At the three-year mark of an Iraq war that has proved much more difficult and costly than the Bush administration anticipated, the White House released a National Security Strategy report that stands by its approach of "preemptive war."
In the National Security Council's first such report since September 2002, the White House reasserted the principle of self-defense that guided its decisionmaking when President Bush gave the go-ahead for the Iraq war on March 19, 2003.
"When the consequences of an attack with WMD [weapons of mass destruction] are potentially so devastating, we cannot afford to stand idly by as grave dangers materialize," the report said. But it also acknowledged that several investigations concluded that prewar intelligence on WMD in Iraq proved wrong and that "we must learn from this experience if we are to counter successfully the very real threat of proliferation."
Such a reassertion reflects the habits of an administration known for staying on message and not admitting fault, analysts say. Still, there are signs of evolution: The report puts greater stress on an approach administration officials call "effective diplomacy" - with the aim of encouraging "transformational democracy" - than it did in 2002.
"The administration we have today is not the administration that came into office," says Jon Wolfsthal, a defense analyst at the Center for Strategic and International Studies in Washington. "It's no longer a [neoconservative] government, it's a realistic government."
He cites the new stress on involving allies, as well as diplomatic maneuvers on Iran and North Korea.

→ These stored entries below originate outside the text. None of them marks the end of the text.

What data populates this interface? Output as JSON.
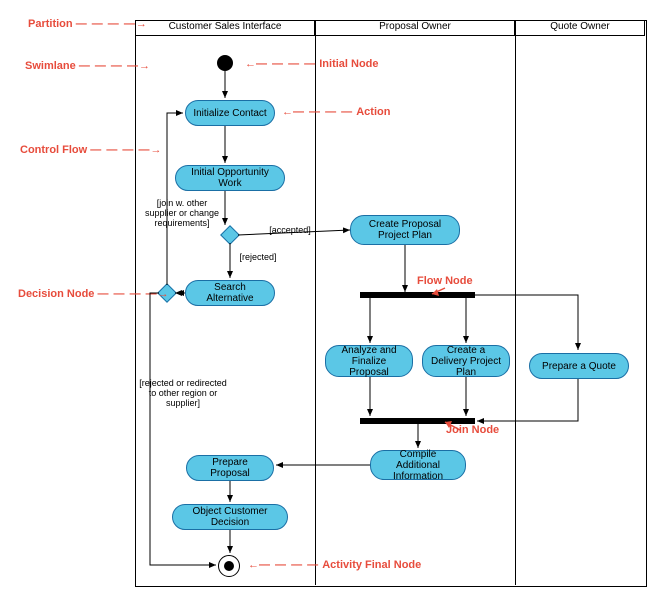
{
  "lanes": {
    "l1": "Customer Sales Interface",
    "l2": "Proposal Owner",
    "l3": "Quote Owner"
  },
  "actions": {
    "a1": "Initialize Contact",
    "a2": "Initial Opportunity Work",
    "a3": "Search Alternative",
    "a4": "Create Proposal Project Plan",
    "a5": "Analyze and Finalize Proposal",
    "a6": "Create a Delivery Project Plan",
    "a7": "Prepare a Quote",
    "a8": "Compile Additional Information",
    "a9": "Prepare Proposal",
    "a10": "Object Customer Decision"
  },
  "guards": {
    "g1": "[join w. other supplier or change requirements]",
    "g2": "[accepted]",
    "g3": "[rejected]",
    "g4": "[rejected or redirected to other region or supplier]"
  },
  "callouts": {
    "c1": "Partition",
    "c2": "Swimlane",
    "c3": "Initial Node",
    "c4": "Action",
    "c5": "Control Flow",
    "c6": "Decision Node",
    "c7": "Flow Node",
    "c8": "Join Node",
    "c9": "Activity Final Node"
  },
  "dash": "— — — —",
  "arrow_r": "→",
  "arrow_l": "←"
}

The report's emphasis on Iran's nuclear ambitions reflects the administration's view of the new reality: that Iran sponsors terrorism, threatens Israel, is meddling in Iraq's nascent democracy, and represents a generally destabilizing force in the region. "We may face no greater challenge from a single country than from Iran," the report says, adding that diplomacy must succeed in order to avoid confrontation.
Some analysts have pointed out the report's inconsistent treatment of North Korea, which says it has already developed nuclear weapons. But administration officials say that that calculation applies to North Korea, too.
Even if the updated National Security Strategy sticks to its guns on Iraq, the change in tenor represents a big difference with its predecessor, says John Mearsheimer, a political scientist at the University of Chicago.
"It's not an especially hawkish document," says Professor Mearsheimer. "It makes arguments about using force that most security experts - left or right - would agree with. It goes out of its way to say that using force would be a last resort."
Like its predecessor, the new security strategy espouses basic liberal ideals - that democracy, prosperity, and international cooperation are the building blocks of global peace. "It could have been written by Woodrow Wilson or Bill Clinton," he says. But while its predecessor was "Wilsonianism with teeth" - in that it advocated use of the military as the primary means to this end - in the new document, "the teeth are much less prominent," he says. "There is a subtle but important shift away from the emphasis on force."
Still, say other analysts, the policy of preemption is an important option to maintain in the post-9/11 world. "In dealing with terror groups and insurgents and all these nonstate actors - they're not open to containment," says Richard Shultz, director of security studies at the Fletcher School of Law and Diplomacy in Medford, Mass. "It's unclear whether you can deter them - maybe you can deter some of them - but we have to have that arrow in our quiver."
The tone of the report maintains the optimism that Bush has favored as he tries to sell his foreign policy to an increasingly skeptical American audience. In the introduction, Bush declares that American security strategy is founded on two pillars: "promoting freedom, justice, and human dignity" and "confronting the challenges of our time by leading a growing community of democracies."
Bush appears to be extending an olive branch to countries that rejected the unilateralist approach of his first term. In addition, more than in the 2002 document, Bush speaks of global challenges beyond the military and security threats.
"Many of the problems we face - from the threat of pandemic disease, to proliferation of weapons of mass destruction, to terrorism, to human trafficking, to natural disasters - reach across borders," the introduction states. "Effective multinational efforts are essential to solve these problems."
• Identifies tyrannical countries: North Korea, Iran, Syria, Cuba, Burma (Myanmar), and Zimbabwe.
• Obligates US to promote human freedom. "Yet freedom cannot be imposed; it must be chosen."
• Says the war in Iraq "has been twisted by terrorist propaganda as a rallying cry."
• "We may face no greater challenge from a single country than from Iran."
• "The struggle against militant Islamic radicalism is the great ideological conflict of the early years of the 21st century...."
• Notes diminishing freedoms in Russia.
• Urges greater political and religious freedoms in China.
• Emphasizes need to meet public health problems, including AIDS in Africa.